# Blackadder Assembles a Decimator:



## Blackadder (Jun 28, 2009)

Blackadder Assembles a Decimator:

Sometimes you just get tired of scratch building and need some escapism. I've had this little model kicking around in my "ToDo Cupboard" for a few years.

http://i.imgur.com/eWkdD1A.jpg









http://i.imgur.com/sQdKGmO.jpg









http://i.imgur.com/EuBgxSq.jpg









In assembling it I was greatly surprised how much larger than a dreadnought it really is. Also the little guy next to him; I have no idea what he is at all.


----------



## Old Man78 (Nov 3, 2011)

as usual, I will look forward to your work, and I too am surprised at the size between it and the dread, did not thin it was that big!


----------



## Kreuger (Aug 30, 2010)

I'm looking forward too! 

The little guy next to the Decimator engine is a Forge World, Horus Heresy era, First Captain of the Death Guard, Calas Typhon later known as "Typhus". What a mouthful!


----------



## Blackadder (Jun 28, 2009)

Yikes; they're all him!

Blackadder's OCD:

I wouldn't be the Blackadder if I didn't try to improve on the model in question. Since the legs and feet are too small and weak to try to articulate them I settled for the arms and armament. I have three weapons for the Decimator; a big cannon like drum weapon, a Butcher Cannon and a multiple barrel whatever ah machine gun I guess. Anyway I wanted them to be interchangeable and I also wanted the to be pose-able in their elbow sockets and I wanted the arms shoulders to move as well.

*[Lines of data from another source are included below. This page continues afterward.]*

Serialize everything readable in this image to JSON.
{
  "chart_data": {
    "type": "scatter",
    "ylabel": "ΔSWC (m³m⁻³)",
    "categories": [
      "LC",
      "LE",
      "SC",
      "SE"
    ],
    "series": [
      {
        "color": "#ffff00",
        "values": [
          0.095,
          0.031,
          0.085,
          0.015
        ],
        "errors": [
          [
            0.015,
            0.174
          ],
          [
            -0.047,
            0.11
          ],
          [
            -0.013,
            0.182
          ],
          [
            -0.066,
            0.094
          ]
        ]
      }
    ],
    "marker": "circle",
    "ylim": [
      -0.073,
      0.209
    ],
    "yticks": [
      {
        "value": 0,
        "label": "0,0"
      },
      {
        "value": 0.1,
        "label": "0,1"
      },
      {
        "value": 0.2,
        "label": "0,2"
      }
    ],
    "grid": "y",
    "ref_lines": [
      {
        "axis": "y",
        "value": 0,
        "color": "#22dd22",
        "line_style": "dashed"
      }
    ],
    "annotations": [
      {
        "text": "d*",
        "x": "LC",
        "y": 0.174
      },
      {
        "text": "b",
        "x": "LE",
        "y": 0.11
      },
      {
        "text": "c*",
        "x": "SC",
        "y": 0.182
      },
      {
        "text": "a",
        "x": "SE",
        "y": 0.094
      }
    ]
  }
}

http://i.imgur.com/6HBohCC.jpg









The tools seen here and the neodymium magnets are what I used to attach the weapons by drilling the magnet diameter holes and supergluing the 3mm disks in the elbow joints and mount tabs on the weapons 
The shoulder flexibility is achieved by drilling and tapping 6-32 threads in the resin and securing with 6-32 screws.

http://i.imgur.com/mWpRR0g.jpg









You can readily see the move-ability of the shoulder in the above image.

http://i.imgur.com/9gu5mv7.jpg









Because the weapons are magnet mounted changing them requires but an instant.

http://i.imgur.com/Q9P8AtC.jpg


----------



## yanlou (Aug 17, 2008)

Very nice, iv been meaning to get one of those myself,
the weapons you have mate are the soulburner petard, the big drum weapon (lol), the multi barrel one is a storm laser.
All you need now is the heavy conversion beamer lol


----------